Alt+F2? Hast du die Desktop-Edition (mit grafischer Oberfläche) installiert? Wenn ja, wechsel mal mit Alt+F2 auf einen virtuellen Terminal, oder rufe mit Strg+Alt+T einen Terminalemulator auf. (Grundsätzlich ist es aber blödsin, ne grafische Oberfläche auf nem Server laufen zu lassen. Die kostet nur Ressourcen.)


----------



## FatalMistake (2. Juli 2011)

so, und jetzt?^^ der Terminal ist da.
aber wie krieg ichs hin, dass ich schreibrechte für die index.html Datei bekomme?
bräuchts bis in max 1 1/2  stunden xD


----------



## Bauer87 (3. Juli 2011)

Hat der Bingo doch schon geschrieben:


bingo88 schrieb:


> auf der Konsole: sudo <programm> <datei>
> 
> Bsp.: sudo nano index.html


----------



## Olli1607 (7. Juli 2011)

das du die index html nicht editieren kannst liegt daran das dir die rechte fehlen. deswegen empfehlen die die leuts hier mit sudo programmname datei ein programm mit root rechten zu starten und dann darüber zu editieren. So kannst du z.B. eine index.html die im pfad /var/www liegt folgendermassen unter dem gnome desktop bearbeiten

1. Menü öffnen
2. unter zubehör das Terminal öffnen
3 dann darin "sudo gedit /var/www/index.hmtl" eingeben und Passwort angeben
 (damit öffnet sich dann der standard gnome text editor der auch html-syntax highlightning unterstüzt)

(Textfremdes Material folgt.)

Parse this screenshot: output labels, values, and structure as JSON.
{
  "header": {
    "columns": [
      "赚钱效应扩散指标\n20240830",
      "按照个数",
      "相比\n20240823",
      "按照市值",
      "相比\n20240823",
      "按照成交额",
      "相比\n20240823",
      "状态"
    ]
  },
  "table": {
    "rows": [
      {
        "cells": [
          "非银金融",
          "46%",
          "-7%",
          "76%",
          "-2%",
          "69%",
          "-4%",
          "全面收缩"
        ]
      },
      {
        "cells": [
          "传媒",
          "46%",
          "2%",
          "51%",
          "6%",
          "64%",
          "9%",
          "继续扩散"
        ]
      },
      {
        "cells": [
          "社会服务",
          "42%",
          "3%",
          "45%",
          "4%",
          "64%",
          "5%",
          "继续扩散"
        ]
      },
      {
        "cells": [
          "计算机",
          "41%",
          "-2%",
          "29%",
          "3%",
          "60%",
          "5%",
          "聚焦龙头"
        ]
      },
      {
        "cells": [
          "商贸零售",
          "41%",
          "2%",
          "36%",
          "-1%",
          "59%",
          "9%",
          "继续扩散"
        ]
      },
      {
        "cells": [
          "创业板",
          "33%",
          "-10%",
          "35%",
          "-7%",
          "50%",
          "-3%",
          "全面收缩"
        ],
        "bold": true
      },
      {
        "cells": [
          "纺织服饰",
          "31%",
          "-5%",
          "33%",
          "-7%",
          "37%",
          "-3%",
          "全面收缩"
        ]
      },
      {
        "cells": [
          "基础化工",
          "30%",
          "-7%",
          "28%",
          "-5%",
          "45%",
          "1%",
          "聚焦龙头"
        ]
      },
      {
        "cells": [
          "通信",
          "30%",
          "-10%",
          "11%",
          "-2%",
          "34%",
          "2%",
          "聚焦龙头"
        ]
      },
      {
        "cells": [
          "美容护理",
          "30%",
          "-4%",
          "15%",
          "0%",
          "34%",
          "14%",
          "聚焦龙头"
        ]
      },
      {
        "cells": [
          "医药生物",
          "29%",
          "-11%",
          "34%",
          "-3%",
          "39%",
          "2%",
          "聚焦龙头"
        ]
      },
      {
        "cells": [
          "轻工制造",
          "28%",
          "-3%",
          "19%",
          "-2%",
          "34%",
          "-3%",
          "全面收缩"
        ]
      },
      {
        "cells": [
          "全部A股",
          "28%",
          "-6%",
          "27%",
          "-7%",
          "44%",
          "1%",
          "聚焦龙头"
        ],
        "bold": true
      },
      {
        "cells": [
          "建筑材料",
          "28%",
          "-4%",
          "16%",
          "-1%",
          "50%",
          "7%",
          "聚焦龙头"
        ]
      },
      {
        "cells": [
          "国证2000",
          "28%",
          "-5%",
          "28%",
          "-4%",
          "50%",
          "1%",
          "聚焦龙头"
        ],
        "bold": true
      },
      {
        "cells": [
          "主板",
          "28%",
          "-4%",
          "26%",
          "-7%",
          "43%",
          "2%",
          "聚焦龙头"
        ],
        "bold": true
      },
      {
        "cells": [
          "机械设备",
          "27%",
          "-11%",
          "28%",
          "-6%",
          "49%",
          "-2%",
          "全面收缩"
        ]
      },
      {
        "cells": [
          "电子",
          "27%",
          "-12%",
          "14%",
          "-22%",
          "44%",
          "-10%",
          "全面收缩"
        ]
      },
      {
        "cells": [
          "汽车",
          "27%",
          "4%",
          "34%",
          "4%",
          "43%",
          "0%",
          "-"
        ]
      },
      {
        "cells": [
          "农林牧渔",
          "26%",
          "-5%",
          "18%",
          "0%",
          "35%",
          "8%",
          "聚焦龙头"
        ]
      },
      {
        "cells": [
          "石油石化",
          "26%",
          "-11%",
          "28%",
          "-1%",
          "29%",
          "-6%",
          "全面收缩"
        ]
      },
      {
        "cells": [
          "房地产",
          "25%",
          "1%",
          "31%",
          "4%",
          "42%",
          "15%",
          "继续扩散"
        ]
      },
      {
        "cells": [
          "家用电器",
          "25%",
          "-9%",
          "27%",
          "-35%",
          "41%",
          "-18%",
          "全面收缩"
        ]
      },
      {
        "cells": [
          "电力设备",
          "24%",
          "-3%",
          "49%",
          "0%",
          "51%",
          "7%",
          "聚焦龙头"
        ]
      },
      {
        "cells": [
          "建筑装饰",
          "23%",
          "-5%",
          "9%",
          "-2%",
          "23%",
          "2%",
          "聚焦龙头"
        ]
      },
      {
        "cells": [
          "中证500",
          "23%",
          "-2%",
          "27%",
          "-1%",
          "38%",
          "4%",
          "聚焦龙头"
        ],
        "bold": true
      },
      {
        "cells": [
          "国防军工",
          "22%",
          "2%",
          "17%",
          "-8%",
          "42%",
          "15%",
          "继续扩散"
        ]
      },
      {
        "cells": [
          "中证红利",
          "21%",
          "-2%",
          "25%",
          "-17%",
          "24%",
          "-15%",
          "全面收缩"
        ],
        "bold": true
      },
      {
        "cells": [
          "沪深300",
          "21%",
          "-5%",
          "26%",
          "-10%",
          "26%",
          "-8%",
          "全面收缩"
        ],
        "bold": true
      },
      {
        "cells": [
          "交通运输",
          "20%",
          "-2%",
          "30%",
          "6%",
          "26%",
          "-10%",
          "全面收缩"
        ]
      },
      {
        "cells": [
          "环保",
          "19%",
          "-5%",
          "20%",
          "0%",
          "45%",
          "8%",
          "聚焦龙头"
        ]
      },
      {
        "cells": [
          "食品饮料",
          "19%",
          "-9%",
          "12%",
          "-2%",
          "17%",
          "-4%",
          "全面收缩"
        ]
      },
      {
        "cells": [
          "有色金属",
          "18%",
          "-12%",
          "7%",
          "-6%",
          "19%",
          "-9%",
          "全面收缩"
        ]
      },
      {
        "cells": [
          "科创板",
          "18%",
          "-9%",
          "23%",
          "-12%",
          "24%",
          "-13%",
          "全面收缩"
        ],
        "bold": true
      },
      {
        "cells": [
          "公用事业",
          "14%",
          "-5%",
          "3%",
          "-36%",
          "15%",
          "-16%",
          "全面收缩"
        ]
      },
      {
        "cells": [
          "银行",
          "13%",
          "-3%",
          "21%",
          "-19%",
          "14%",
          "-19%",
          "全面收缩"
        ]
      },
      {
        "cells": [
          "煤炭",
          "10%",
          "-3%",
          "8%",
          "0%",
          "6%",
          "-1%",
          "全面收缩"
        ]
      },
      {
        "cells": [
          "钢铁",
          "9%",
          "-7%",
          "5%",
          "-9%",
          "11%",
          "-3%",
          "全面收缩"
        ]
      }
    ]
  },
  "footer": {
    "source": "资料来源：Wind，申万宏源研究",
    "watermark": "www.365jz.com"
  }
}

du darfst dann aber nicht das terminal schließen weil dann auch der texteditor zu geht

alternativ: sudo gedit /var/www/index.html &

wenn du dauerhaft ohne sudo in dem verzeichniss arbeiten willst musst du dich sonst in die gruppe www-data packen


----------



## drbeckstar (2. Januar 2012)

sollte ne fehlermeldung kommen mach apt-get install sudo.


----------



## craftyminecraft (14. März 2013)

1.
sudo passwd root        (neues root passwort festlegen)

2.
su + passwort eingabe

3.
chmod -R 777 /var/www


----------



## SockeTM (16. März 2013)

Falls du Ubuntu nutzt hier mal ein Wiki für die Serverdienste inkl. Installationstips & Co. :
Serverdienste

P.S. Tue dir ein Gefallen und betreibe keinen Filer wenn du mit solchen kleinen Sachen im Moment noch Probleme hast. Wenn dir da was crasht und du dir selbst nicht helfen kannst ist unter Umständen deine Arbeit von Tagen und Wochen im A*****.

MFG


----------



## pyro539 (16. März 2013)

craftyminecraft schrieb:


> 1.
> sudo passwd root        (neues root passwort festlegen)
> 
> 2.
> ...



NEIN, NEIN und nochmals NEIN. NIEMALS irgendwelche Rechte auf 777 ändern. Damit erlaubst du "der ganzen Welt" Schreibrechte in /var/www. Das ist absolut verheerend. Wenn jemand beispielsweise Zugriff per SSH oder MySQL hat, dann kann er jede beliebige Datei im Docroot ändern. Höchsten chmod 775, aber NIEMALS 777.


----------



## joasas (20. März 2013)

drbeckstar schrieb:


> sollte ne fehlermeldung kommen mach apt-get install sudo.


 
Was jedoch kaum funktionieren dürfte ohne Root Rechte zu besitzen. 

@craftyminecraft:

Das ist einfach nur falsch und sicherheitstechnisch gesehen sehr kritisch zu sehen.


----------



## Supeq (21. März 2013)

Wenn man null Plan von Linux hat, sollte man lieber zu XAMPP for Windows greifen


----------



## Gast20140625 (23. März 2013)

Vllt. solltest du dir erstmal ein paar Grundlagen aneignen.
Ich würd´s damit machen: Nano

Was hast du genau vor?
Möchtest du nur einen Fileserver oder auch eine Website?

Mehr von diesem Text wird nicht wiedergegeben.